Most of the skeptics are concerned about debt. Susan Collins (Maine) questions the inclusion of individual-mandate repeal and the removal of SALT deductions. And Ron Johnson (Wis.) opposes the different treatment of different kinds of business taxes.

….Senator Johnson has emphasized the Senate tax bill’s treatment of pass-through businesses as the reason for his opposition to the bill as currently written. Pass-throughs are over 90 percent of American businesses and “generate over half of U.S. business income,” per a 2015 NBER paper. While they would face a lower tax rate under the reforms than they do now, pass-throughs would still face higher taxation than corporations. Johnson, whose family runs such a business, thinks this is unfair.

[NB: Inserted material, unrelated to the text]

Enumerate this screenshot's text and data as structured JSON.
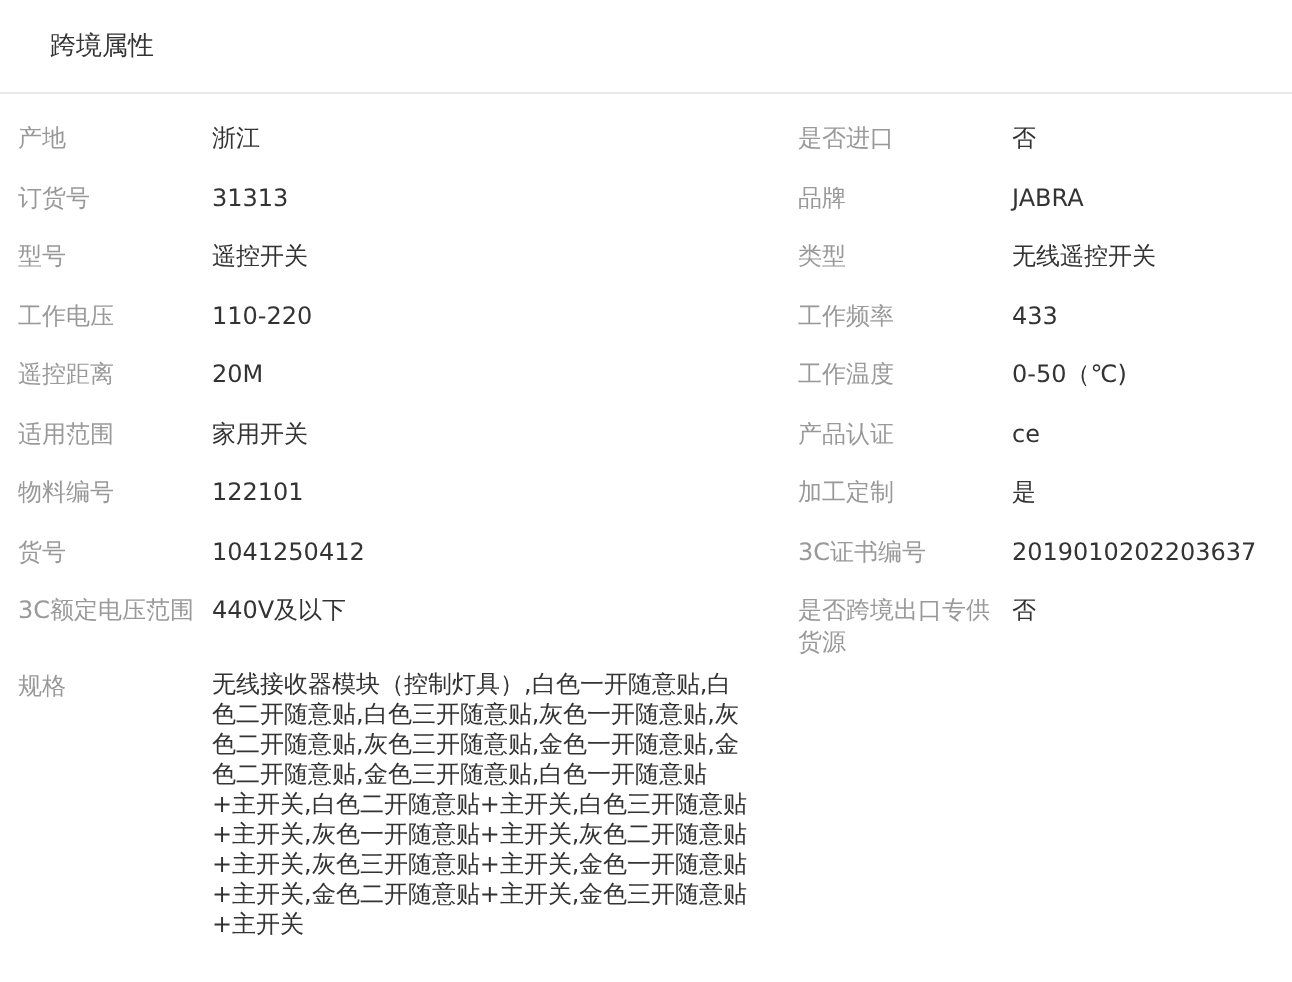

I’m an idiot. I wasn’t paying attention to this and vaguely thought that Johnson was taking a principled stand against the reduction in rates on pass-through income. After all, the whole point of pass-through income is that it passes through the business untouched to the owners and becomes personal income that’s taxed at personal rates. It’s absurd that under the Republican tax bill, the CEO of a big corporation has to pay 43.4 percent on her income (the top tax rate of 39.6 percent plus the 3.8 percent Obamacare tax) while the CEO of a pass-through business only has to pay 25-35 percent.

But no! Johnson is all in favor of this. He’s only griping about the bill because the pass-through tax rate isn’t being lowered even more. He wants it to be set at 20 percent, just like the corporate rate.

Think about this. Under the Republican bill, a corporate CEO who’s paid $100 will have $56.60 left after taxes. But pass-through business income is taxed at a lower rate that ranges between 25 and 35 percent. Out of that same $100 paycheck, $65-75 is left over. This is the greatest, least defensible gift to the rich in the entire bill, but Johnson thinks it’s still not enough. After all, the guy owns a pass-through business himself and he’s tired of having to pay so much.

Holy greedballs, Batman. It just never ends, does it?

UPDATE: I did the math wrong in the initial version of this post. It’s fixed now.